Some questions about distillation

chengxuxin / extreme-parkour

[ICRA 2024]: Train your parkour robot in less than 20 hours.

https://extreme-parkour.github.io

Other

598 stars 110 forks source link

Some questions about distillation #19

Open chenci107 opened 12 months ago

chenci107 commented 12 months ago

Hello, xuxin, thank you for your open-source work, it has been a great help to me. However, during step 2, which is the distillation process, I set up 4096 environments and trained for 5000 rounds. After completing the training, I tested it and found the results were not good. I carefully analyzed the source code and noticed that the depth_encoder seems not to have been trained because lines 303 and 311 in on_policy_runner.py were commented out. May I ask why this is the case? Should I uncomment the lines above mentioned? Thanks :)

ChengEeee commented 11 months ago

i have the same question，in on_policy_runner.py "self.alg.update_depth_encoder" was commented out

chengxuxin commented 11 months ago

Hi, we use action supervision instead of latent on depth distillation. Please check [this line].(https://github.com/chengxuxin/extreme-parkour/blob/d2ffe27ba59a3229fad22a9fc94c38010bb1f519/rsl_rl/rsl_rl/runners/on_policy_runner.py#L309)

chenci107 commented 11 months ago

Hi, we use action supervision instead of latent on depth distillation. Please check [this line].(

https://github.com/chengxuxin/extreme-parkour/blob/d2ffe27ba59a3229fad22a9fc94c38010bb1f519/rsl_rl/rsl_rl/runners/on_policy_runner.py#L309

)

I used the loss function you referred to in line 309 for the training process. As detailed in the issue raised earlier, "I set up 4096 environments and trained for 5000 rounds. After completing the training, I tested it and found the results were not good. " The robot generated from this training was incapable of fulfilling its designated task, invariably losing balance and toppling over after a mere few steps. Subsequently, I escalated the training duration to 15,000 iterations, hoping for an improvement. Regrettably, this adjustment did not yield any positive change in performance. Could you possibly provide some insight or guidance on how to rectify this issue?

chengxuxin commented 11 months ago

I am not sure what you have changed, so it is hard to tell why it did not work as expected. Is your base policy not performing well as well? Please try to follow the same command in the readme with the original repo.

chenci107 commented 11 months ago

I am not sure what you have changed, so it is hard to tell why it did not work as expected. Is your base policy not performing well as well?

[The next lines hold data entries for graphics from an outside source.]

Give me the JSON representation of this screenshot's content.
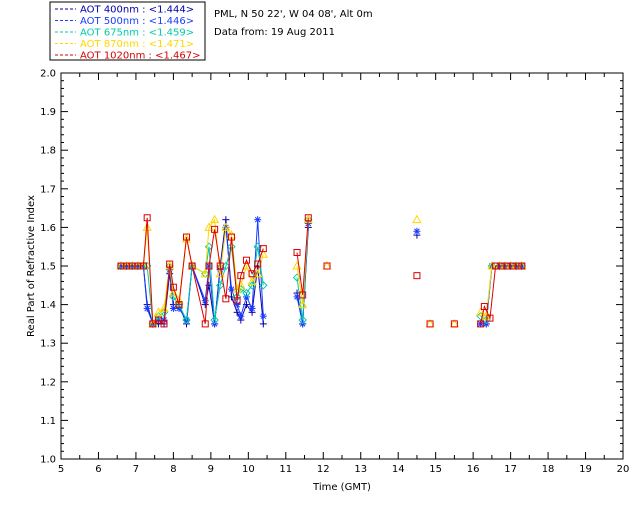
{
  "chart_data": {
    "type": "line",
    "title": "",
    "xlabel": "Time (GMT)",
    "ylabel": "Real Part of Refractive Index",
    "xlim": [
      5,
      20
    ],
    "ylim": [
      1.0,
      2.0
    ],
    "x_ticks": [
      "5",
      "6",
      "7",
      "8",
      "9",
      "10",
      "11",
      "12",
      "13",
      "14",
      "15",
      "16",
      "17",
      "18",
      "19",
      "20"
    ],
    "y_ticks": [
      "1.0",
      "1.1",
      "1.2",
      "1.3",
      "1.4",
      "1.5",
      "1.6",
      "1.7",
      "1.8",
      "1.9",
      "2.0"
    ],
    "grid": false,
    "legend_position": "top-left",
    "info_lines": [
      "PML, N 50 22', W 04 08', Alt 0m",
      "Data from: 19 Aug 2011"
    ],
    "series": [
      {
        "name": "AOT  400nm : <1.444>",
        "color": "#0000aa",
        "marker": "plus",
        "segments": [
          [
            [
              6.6,
              1.5
            ],
            [
              6.75,
              1.5
            ],
            [
              6.9,
              1.5
            ],
            [
              7.05,
              1.5
            ],
            [
              7.2,
              1.5
            ],
            [
              7.3,
              1.4
            ],
            [
              7.45,
              1.35
            ],
            [
              7.6,
              1.35
            ],
            [
              7.75,
              1.35
            ],
            [
              7.9,
              1.48
            ],
            [
              8.0,
              1.4
            ],
            [
              8.15,
              1.4
            ],
            [
              8.35,
              1.35
            ],
            [
              8.5,
              1.5
            ],
            [
              8.85,
              1.4
            ],
            [
              8.95,
              1.45
            ],
            [
              9.1,
              1.35
            ],
            [
              9.25,
              1.5
            ],
            [
              9.4,
              1.62
            ],
            [
              9.55,
              1.42
            ],
            [
              9.7,
              1.38
            ],
            [
              9.8,
              1.36
            ],
            [
              9.95,
              1.4
            ],
            [
              10.1,
              1.38
            ],
            [
              10.25,
              1.5
            ],
            [
              10.4,
              1.35
            ]
          ],
          [
            [
              11.3,
              1.43
            ],
            [
              11.45,
              1.35
            ],
            [
              11.6,
              1.6
            ]
          ],
          [
            [
              14.5,
              1.58
            ]
          ],
          [
            [
              16.2,
              1.35
            ],
            [
              16.35,
              1.35
            ],
            [
              16.5,
              1.5
            ],
            [
              16.7,
              1.5
            ],
            [
              16.85,
              1.5
            ],
            [
              17.0,
              1.5
            ],
            [
              17.15,
              1.5
            ],
            [
              17.3,
              1.5
            ]
          ]
        ]
      },
      {
        "name": "AOT  500nm : <1.446>",
        "color": "#1a3cff",
        "marker": "asterisk",
        "segments": [
          [
            [
              6.6,
              1.5
            ],
            [
              6.75,
              1.5
            ],
            [
              6.9,
              1.5
            ],
            [
              7.05,
              1.5
            ],
            [
              7.2,
              1.5
            ],
            [
              7.3,
              1.39
            ],
            [
              7.45,
              1.35
            ],
            [
              7.6,
              1.36
            ],
            [
              7.75,
              1.36
            ],
            [
              7.9,
              1.49
            ],
            [
              8.0,
              1.39
            ],
            [
              8.15,
              1.39
            ],
            [
              8.35,
              1.36
            ],
            [
              8.5,
              1.5
            ],
            [
              8.85,
              1.41
            ],
            [
              8.95,
              1.5
            ],
            [
              9.1,
              1.35
            ],
            [
              9.25,
              1.49
            ],
            [
              9.4,
              1.6
            ],
            [
              9.55,
              1.44
            ],
            [
              9.7,
              1.4
            ],
            [
              9.8,
              1.37
            ],
            [
              9.95,
              1.42
            ],
            [
              10.1,
              1.39
            ],
            [
              10.25,
              1.62
            ],
            [
              10.4,
              1.37
            ]
          ],
          [
            [
              11.3,
              1.42
            ],
            [
              11.45,
              1.35
            ],
            [
              11.6,
              1.61
            ]
          ],
          [
            [
              14.5,
              1.59
            ]
          ],
          [
            [
              16.2,
              1.35
            ],
            [
              16.35,
              1.35
            ],
            [
              16.5,
              1.5
            ],
            [
              16.7,
              1.5
            ],
            [
              16.85,
              1.5
            ],
            [
              17.0,
              1.5
            ],
            [
              17.15,
              1.5
            ],
            [
              17.3,
              1.5
            ]
          ]
        ]
      },
      {
        "name": "AOT  675nm : <1.459>",
        "color": "#00ccaa",
        "marker": "diamond",
        "segments": [
          [
            [
              6.6,
              1.5
            ],
            [
              6.75,
              1.5
            ],
            [
              6.9,
              1.5
            ],
            [
              7.05,
              1.5
            ],
            [
              7.2,
              1.5
            ],
            [
              7.3,
              1.5
            ],
            [
              7.45,
              1.35
            ],
            [
              7.6,
              1.37
            ],
            [
              7.75,
              1.38
            ],
            [
              7.9,
              1.5
            ],
            [
              8.0,
              1.42
            ],
            [
              8.15,
              1.4
            ],
            [
              8.35,
              1.36
            ],
            [
              8.5,
              1.5
            ],
            [
              8.85,
              1.48
            ],
            [
              8.95,
              1.55
            ],
            [
              9.1,
              1.36
            ],
            [
              9.25,
              1.45
            ],
            [
              9.4,
              1.5
            ],
            [
              9.55,
              1.55
            ],
            [
              9.7,
              1.42
            ],
            [
              9.8,
              1.44
            ],
            [
              9.95,
              1.43
            ],
            [
              10.1,
              1.45
            ],
            [
              10.25,
              1.55
            ],
            [
              10.4,
              1.45
            ]
          ],
          [
            [
              11.3,
              1.47
            ],
            [
              11.45,
              1.36
            ],
            [
              11.6,
              1.62
            ]
          ],
          [
            [
              16.2,
              1.37
            ],
            [
              16.35,
              1.36
            ],
            [
              16.5,
              1.5
            ],
            [
              16.7,
              1.5
            ],
            [
              16.85,
              1.5
            ],
            [
              17.0,
              1.5
            ],
            [
              17.15,
              1.5
            ],
            [
              17.3,
              1.5
            ]
          ]
        ]
      },
      {
        "name": "AOT  870nm : <1.471>",
        "color": "#ffd700",
        "marker": "triangle",
        "segments": [
          [
            [
              6.6,
              1.5
            ],
            [
              6.75,
              1.5
            ],
            [
              6.9,
              1.5
            ],
            [
              7.05,
              1.5
            ],
            [
              7.2,
              1.5
            ],
            [
              7.3,
              1.6
            ],
            [
              7.45,
              1.35
            ],
            [
              7.6,
              1.38
            ],
            [
              7.75,
              1.39
            ],
            [
              7.9,
              1.5
            ],
            [
              8.0,
              1.43
            ],
            [
              8.15,
              1.41
            ],
            [
              8.35,
              1.57
            ],
            [
              8.5,
              1.5
            ],
            [
              8.85,
              1.48
            ],
            [
              8.95,
              1.6
            ],
            [
              9.1,
              1.62
            ],
            [
              9.25,
              1.48
            ],
            [
              9.4,
              1.6
            ],
            [
              9.55,
              1.58
            ],
            [
              9.7,
              1.44
            ],
            [
              9.8,
              1.45
            ],
            [
              9.95,
              1.5
            ],
            [
              10.1,
              1.46
            ],
            [
              10.25,
              1.48
            ],
            [
              10.4,
              1.53
            ]
          ],
          [
            [
              11.3,
              1.5
            ],
            [
              11.45,
              1.4
            ],
            [
              11.6,
              1.62
            ]
          ],
          [
            [
              12.1,
              1.5
            ]
          ],
          [
            [
              14.5,
              1.62
            ]
          ],
          [
            [
              14.85,
              1.35
            ]
          ],
          [
            [
              15.5,
              1.35
            ]
          ],
          [
            [
              16.2,
              1.38
            ],
            [
              16.35,
              1.37
            ],
            [
              16.5,
              1.5
            ],
            [
              16.7,
              1.5
            ],
            [
              16.85,
              1.5
            ],
            [
              17.0,
              1.5
            ],
            [
              17.15,
              1.5
            ],
            [
              17.3,
              1.5
            ]
          ]
        ]
      },
      {
        "name": "AOT 1020nm : <1.467>",
        "color": "#dd0000",
        "marker": "square",
        "segments": [
          [
            [
              6.6,
              1.5
            ],
            [
              6.75,
              1.5
            ],
            [
              6.9,
              1.5
            ],
            [
              7.05,
              1.5
            ],
            [
              7.2,
              1.5
            ],
            [
              7.3,
              1.625
            ],
            [
              7.45,
              1.35
            ],
            [
              7.6,
              1.36
            ],
            [
              7.75,
              1.35
            ],
            [
              7.9,
              1.505
            ],
            [
              8.0,
              1.445
            ],
            [
              8.15,
              1.4
            ],
            [
              8.35,
              1.575
            ],
            [
              8.5,
              1.5
            ],
            [
              8.85,
              1.35
            ],
            [
              8.95,
              1.5
            ],
            [
              9.1,
              1.595
            ],
            [
              9.25,
              1.5
            ],
            [
              9.4,
              1.415
            ],
            [
              9.55,
              1.575
            ],
            [
              9.7,
              1.41
            ],
            [
              9.8,
              1.475
            ],
            [
              9.95,
              1.515
            ],
            [
              10.1,
              1.48
            ],
            [
              10.25,
              1.505
            ],
            [
              10.4,
              1.545
            ]
          ],
          [
            [
              11.3,
              1.535
            ],
            [
              11.45,
              1.425
            ],
            [
              11.6,
              1.625
            ]
          ],
          [
            [
              12.1,
              1.5
            ]
          ],
          [
            [
              14.5,
              1.475
            ]
          ],
          [
            [
              14.85,
              1.35
            ]
          ],
          [
            [
              15.5,
              1.35
            ]
          ],
          [
            [
              16.2,
              1.35
            ],
            [
              16.3,
              1.395
            ],
            [
              16.45,
              1.365
            ],
            [
              16.6,
              1.5
            ],
            [
              16.75,
              1.5
            ],
            [
              16.9,
              1.5
            ],
            [
              17.05,
              1.5
            ],
            [
              17.2,
              1.5
            ],
            [
              17.3,
              1.5
            ]
          ]
        ]
      }
    ]
  }
}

Please try to follow the same command in the readme with the original repo.

The performance of my base policy is well. Acting upon your recommendation, I utilized the original repo and the same command to train the policy during the distillation phase. However, I found that the resultant performance was still somewhat subpar.

https://github.com/chengxuxin/extreme-parkour/assets/48233618/09ea1010-6521-4dc6-bfa4-bff53a114bab

chengxuxin commented 11 months ago

I cannot see your video. But to debug you can try without direction distillation first.

1242713693 commented 9 months ago

Hello, have you built your simulation environment successfully? Can you take a look at the graphical interface after your simulation! thank you.

1242713693 commented 9 months ago

I cannot see your video. But to debug you can try without direction distillation first.

Hello, is your display graphical interface in VScode? My computer doesn't have a GPU, can I run it directly on the CPU? If you run directly on the CPU, can you visualize, like in your video! thank you.